I mean, who had to be a king when they were so young? I’d almost become queen of the Shadowlands—even now, if my father died, I’d automatically have to take the throne—but it wasn’t something I’d ever choose for myself. And why would Rhys, as king, leave his world to come to mine just so he could poke at me like I was his own personal dead frog to dissect? He could have simply sent one of his advisers in his place if he was oh-so-concerned.
If there was a prophecy about me, my father would have told me about it by now, right?
And it’s not like I wasn’t safe. The Shadowlands were surrounded by a magic-infused barrier, controlled by my father, that protected the faery and human worlds from the demon ones—the ?

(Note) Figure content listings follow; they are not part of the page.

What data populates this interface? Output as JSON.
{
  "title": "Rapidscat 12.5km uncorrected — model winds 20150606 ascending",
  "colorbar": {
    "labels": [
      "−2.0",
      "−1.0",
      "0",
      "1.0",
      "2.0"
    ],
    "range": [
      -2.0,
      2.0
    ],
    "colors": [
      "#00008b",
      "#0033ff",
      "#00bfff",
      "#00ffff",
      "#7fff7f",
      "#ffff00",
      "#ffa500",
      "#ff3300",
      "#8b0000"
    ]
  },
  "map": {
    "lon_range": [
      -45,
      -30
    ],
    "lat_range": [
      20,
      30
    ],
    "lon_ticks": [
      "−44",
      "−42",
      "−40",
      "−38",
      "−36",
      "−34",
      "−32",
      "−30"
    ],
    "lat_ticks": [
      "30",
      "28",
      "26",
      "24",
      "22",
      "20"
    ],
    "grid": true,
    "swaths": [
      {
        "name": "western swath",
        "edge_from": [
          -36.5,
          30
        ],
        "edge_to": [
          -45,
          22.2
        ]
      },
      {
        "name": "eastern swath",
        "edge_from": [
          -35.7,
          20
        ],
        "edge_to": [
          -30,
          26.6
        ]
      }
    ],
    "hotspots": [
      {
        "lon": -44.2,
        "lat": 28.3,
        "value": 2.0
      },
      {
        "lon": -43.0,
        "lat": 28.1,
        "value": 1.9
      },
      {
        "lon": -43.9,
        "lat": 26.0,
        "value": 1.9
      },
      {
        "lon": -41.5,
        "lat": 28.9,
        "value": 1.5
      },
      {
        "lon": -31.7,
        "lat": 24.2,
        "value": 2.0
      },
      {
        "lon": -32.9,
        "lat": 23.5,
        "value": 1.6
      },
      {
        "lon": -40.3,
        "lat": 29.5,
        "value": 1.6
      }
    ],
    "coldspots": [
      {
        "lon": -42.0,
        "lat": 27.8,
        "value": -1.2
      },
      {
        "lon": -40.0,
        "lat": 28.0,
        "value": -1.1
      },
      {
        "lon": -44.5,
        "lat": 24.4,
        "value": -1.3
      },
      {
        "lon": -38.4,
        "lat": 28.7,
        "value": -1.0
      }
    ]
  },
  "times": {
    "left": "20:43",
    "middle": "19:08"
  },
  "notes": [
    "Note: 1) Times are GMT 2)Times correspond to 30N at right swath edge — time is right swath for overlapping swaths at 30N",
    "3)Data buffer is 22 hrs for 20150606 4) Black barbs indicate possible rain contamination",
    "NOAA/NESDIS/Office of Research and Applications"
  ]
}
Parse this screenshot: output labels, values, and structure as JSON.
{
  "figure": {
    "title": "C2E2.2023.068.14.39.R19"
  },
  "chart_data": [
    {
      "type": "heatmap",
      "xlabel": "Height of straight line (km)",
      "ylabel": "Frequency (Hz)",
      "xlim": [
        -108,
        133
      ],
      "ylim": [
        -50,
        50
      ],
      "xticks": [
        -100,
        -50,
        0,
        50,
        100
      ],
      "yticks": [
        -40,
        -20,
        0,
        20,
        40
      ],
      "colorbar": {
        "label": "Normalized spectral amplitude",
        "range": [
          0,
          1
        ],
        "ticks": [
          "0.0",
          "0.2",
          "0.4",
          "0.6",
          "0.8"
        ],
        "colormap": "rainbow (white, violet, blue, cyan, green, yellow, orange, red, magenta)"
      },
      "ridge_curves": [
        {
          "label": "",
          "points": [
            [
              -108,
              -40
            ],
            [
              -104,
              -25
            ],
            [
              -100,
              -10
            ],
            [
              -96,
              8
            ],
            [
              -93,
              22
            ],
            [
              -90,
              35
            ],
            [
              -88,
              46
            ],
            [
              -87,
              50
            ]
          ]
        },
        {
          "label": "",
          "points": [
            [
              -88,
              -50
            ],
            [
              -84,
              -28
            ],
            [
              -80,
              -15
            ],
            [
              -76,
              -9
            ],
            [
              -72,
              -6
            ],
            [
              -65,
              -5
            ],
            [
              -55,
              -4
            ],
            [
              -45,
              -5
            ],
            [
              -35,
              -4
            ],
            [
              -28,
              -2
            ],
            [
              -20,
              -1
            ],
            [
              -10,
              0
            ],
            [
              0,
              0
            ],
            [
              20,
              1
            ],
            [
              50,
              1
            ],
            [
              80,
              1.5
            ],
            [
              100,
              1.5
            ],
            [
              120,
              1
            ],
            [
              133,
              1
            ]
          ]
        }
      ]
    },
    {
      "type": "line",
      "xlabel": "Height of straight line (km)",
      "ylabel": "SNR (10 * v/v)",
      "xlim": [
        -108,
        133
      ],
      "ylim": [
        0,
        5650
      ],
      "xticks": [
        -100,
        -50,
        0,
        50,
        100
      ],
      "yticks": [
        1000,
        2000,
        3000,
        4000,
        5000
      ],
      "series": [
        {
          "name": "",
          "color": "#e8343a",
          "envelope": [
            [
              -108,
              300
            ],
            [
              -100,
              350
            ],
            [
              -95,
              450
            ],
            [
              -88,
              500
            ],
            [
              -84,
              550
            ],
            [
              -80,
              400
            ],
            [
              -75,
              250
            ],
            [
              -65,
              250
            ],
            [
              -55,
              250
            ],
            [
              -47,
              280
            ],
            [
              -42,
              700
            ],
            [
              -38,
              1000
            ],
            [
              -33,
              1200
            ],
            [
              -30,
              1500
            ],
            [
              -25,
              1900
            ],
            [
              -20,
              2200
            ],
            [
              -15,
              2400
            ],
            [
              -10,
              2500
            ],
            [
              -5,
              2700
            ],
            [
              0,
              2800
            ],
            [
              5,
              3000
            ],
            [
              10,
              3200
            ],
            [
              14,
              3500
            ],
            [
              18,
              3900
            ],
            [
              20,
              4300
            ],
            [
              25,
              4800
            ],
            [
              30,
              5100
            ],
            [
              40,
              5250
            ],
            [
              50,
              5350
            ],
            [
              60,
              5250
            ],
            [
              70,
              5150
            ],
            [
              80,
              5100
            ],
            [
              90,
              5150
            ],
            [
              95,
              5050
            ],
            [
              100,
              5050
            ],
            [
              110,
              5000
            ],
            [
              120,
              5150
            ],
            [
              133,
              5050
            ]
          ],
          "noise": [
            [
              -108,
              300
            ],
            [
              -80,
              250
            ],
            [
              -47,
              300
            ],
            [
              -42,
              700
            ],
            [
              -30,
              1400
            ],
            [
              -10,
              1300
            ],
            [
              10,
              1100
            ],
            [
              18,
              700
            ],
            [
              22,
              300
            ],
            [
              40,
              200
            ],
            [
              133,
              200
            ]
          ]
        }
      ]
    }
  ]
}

??dark worlds,” as they were called. Since he was king, my father couldn’t leave the castle because maintaining the barrier was his prime responsibility.
I closed my eyes and concentrated.
Michael, where are you? I need to see you.
Since Michael had been my officially designated “servant” the first time I’d met him, we had this telepathy thing between us. However, it didn’t work long distance. I had no idea where he was at the moment. Probably at my father’s castle. In other words, nowhere close to me.
I desperately wanted to see him again. He’d know what to do. Also, I just really missed him. He was someone who accepted me exactly as I was—horns and all—and I felt totally safe when I was with him, unlike how I felt around Rhys.
I stayed in the bathroom trying in vain to contact Michael for so long that, by the time I emerged, biology was over. Of all my teachers, Mr. Crane was probably the coolest and most easygoing, so I hoped I could make up the assignment another day.
After scanning the hall for Rhys, who was nowhere to be seen, I went to my other morning classes and formulated my plan for how to deal with the faery king. Even though he’d tried to hide it, I’d definitely seen a flicker of fear in his eyes. He didn’t know what I was capable of. I’d use that to my advantage and scare him back to Faeryville. It was worth a try.
It felt like forever before lunch arrived, but when it did I entered the cafeteria, grabbed a sandwich and a piece of fruit—an apple a day keeps nasty prophecies away—and started walking over to the center table that the Royal Party called home.
Despite my recent friendship with Melinda, I was still considered an outsider. At least, that’s the impression I always got from Melinda’s, well … ladies-in-waiting was probably the best way to describe the brunette Larissa and redheaded Brittany. The three of them had been closer friends before I’d arrived. Now Melinda either spent time hanging out with me or going to her after-school dance lessons—her latest obsession.
I didn’t get the usual fiery glares from them when I approached the table. They were too busy gawking at the cute guy seated next to Melinda.